Here is another in which several very curious motions are reproduced. This beautiful little mechanical toy ([Fig. 26]) represents a circus girl riding round the ring, and occasionally leaping over a bar or bowing to the audience, while the prancing action of the horse is ingeniously imitated. The motive power is derived from the spinning of a top or fly-wheel, supported in a frame attached to the bar to which the horse is fixed; and, as the spindle of the top spins on the bevel edge of the circular base, the horse is caused to gallop round in a circle, and, being supported on the table by a roller mounted eccentrically on its axis, it prances up and down as it runs. The equestrienne is attached to a light lever pivotted on the rotating frame and revolving with it. Twice in its revolution this lever is lifted by a cam, forming part of the base; the first lift causes the figure to give a little bow, and the second, which is much greater, makes her leap over the bar under which the horse runs. This little machine is one of the most mechanically ingenious of the modern automaton toys, and it is made at the cost of only a few pence.
Fig. 26.
The last I shall show you is this elephant. In this little machine we have a fly-wheel, which with its vertical shaft looks like an umbrella over the Nabob who sits on the top, the vertical shaft passes into the body of the elephant, and there by a simple frictional gearing, rotates a couple of cranks to which the legs are connected.
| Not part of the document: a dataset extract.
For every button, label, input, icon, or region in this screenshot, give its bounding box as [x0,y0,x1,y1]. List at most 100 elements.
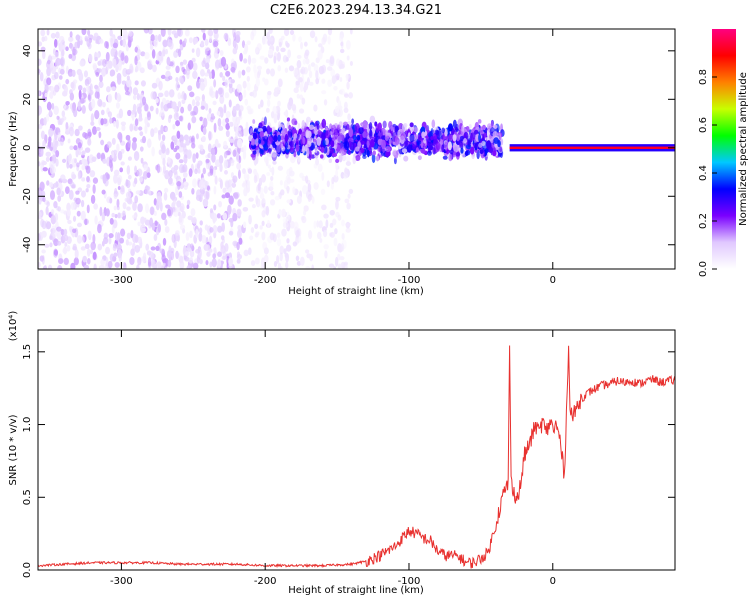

The effect of spinning the umbrella is therefore merely to move the legs backwards and forwards; and, if that were all, no progression could be effected; but each foot rests on a little wheel or roller, which can only rotate in one direction so that while it catches the ground in its backward stroke it rolls freely over it while it is moving forward, and thus each leg in its turn contributes to the progressive movement of the toy.
Now I have come to the end, and it only remains to me to thank you all for having supported me by your presence in such numbers to-night, and to say to you in the words of Othello:
“It gives me wonder great as my content, To see you here before me.”